The best chance Michiganders have to fight against the state’s antiquated abortion ban, according to Freeley, is to get the Reproductive Freedom for All measure on the November ballot. That’s why she’s out at the Eastern Market almost every Saturday collecting signatures for the petition.
“People are pretty horrified,” she says. “I’ve been collecting these signatures for a week now and some people, I can’t even finish my spiel before they grab the pen and sign … What I like about petitions is they’re self-activation. We are not making demands on politicians, we’re doing it ourselves.”
Not enforcing the ban
Even if Michigan’s ban goes into effect immediately after the U.S. Supreme Court’s decision, not every prosecutor is willing to enforce it. In April, seven county prosecutors in Michigan — all Democrats — signed a pledge saying they would not pursue charges for violations of the 1931 law, which they called “unconstitutionally and dangerously vague.”
“We believe those laws are in conflict with the oath we took to support the United States and Michigan Constitutions, and to act in the best interest of the health and safety of our communities,” the seven prosecutors’ April 7 statement said. “We cannot and will not support criminalizing reproductive freedom or creating unsafe, untenable situations for health care providers and those who seek abortions in our communities.”
It added, “Instead, we will continue to dedicate our limited resources towards the prosecution of serious crimes and the pursuit of justice for all.”
The pledge was signed by Washtenaw County Prosecutor Eli Savit, Wayne County Prosecutor Kym Worthy, Oakland County Prosecutor Karen McDonald, Kalamazoo County Prosecutor Jeffrey Getting, Genesee County Prosecutor David Leyton, Ingham County Prosecutor Carol Siemon, and Marquette County Prosecutor Matthew Wiese.

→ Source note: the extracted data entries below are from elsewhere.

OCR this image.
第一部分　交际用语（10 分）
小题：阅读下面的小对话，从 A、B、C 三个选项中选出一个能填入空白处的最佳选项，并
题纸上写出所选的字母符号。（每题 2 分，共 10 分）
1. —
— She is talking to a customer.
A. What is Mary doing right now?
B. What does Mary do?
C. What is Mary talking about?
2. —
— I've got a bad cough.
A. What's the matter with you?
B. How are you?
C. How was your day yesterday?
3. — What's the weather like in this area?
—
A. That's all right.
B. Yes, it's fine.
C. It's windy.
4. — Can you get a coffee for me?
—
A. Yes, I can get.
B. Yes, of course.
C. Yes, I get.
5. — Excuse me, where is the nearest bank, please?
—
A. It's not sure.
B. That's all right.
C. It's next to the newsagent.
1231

The day after the Supreme Court’s draft opinion was leaked, Michigan Attorney General Dana Nessel said she would not prosecute anyone who violates the abortion ban.
“I’m not going to enforce the law, nor will I defend the law, which I believe is unconstitutional,” Nessel said.
A longtime battle
For Whitmer, reproductive rights have long been important. In 2013, as a state Senate minority leader, Whitmer blasted a proposed rider that would have prohibited insurers from including abortion coverage as a standard feature in health plans sold in Michigan, requiring women to purchase what critics called a separate “rape insurance” rider. In an emotional, unscripted moment on the state Senate floor, Whitmer revealed that she had been raped as a freshman at Michigan State University.
“Throughout my whole life and career in public service, I have been on the frontline to protect and advocate for women’s reproductive health and choices and rights,” she tells Metro Times.
Whitmer worries about the ban’s impact on the state.
“I think it’d be devastating for women in our state to have their bodily autonomy ripped away from them,” she says. “I think it would hurt our state’s economy. Right now, we hear lots of businesses who are looking for talent lament the fact that a lot of women left the workforce during the pandemic, what we called the ‘she-cession’ because it took such a disproportionate impact on women, and want to get women to a place where they can participate in this economy and in our workforce. You don’t do it by stripping them of their health care rights and their decisions around their bodies. And as we try to promote Michigan to the world, it will make our job a lot tougher to draw talented people into Michigan if when you get here, you’re not a full citizen with full rights over your own body.”
For now, Whitmer says, it’s an all-hands-on-deck moment, and the focus must be on protecting reproductive rights.
“It’s unbelievable that we’re in this moment, and yet, here we are,” Whitmer says. “So we have to fight. We have no choice.”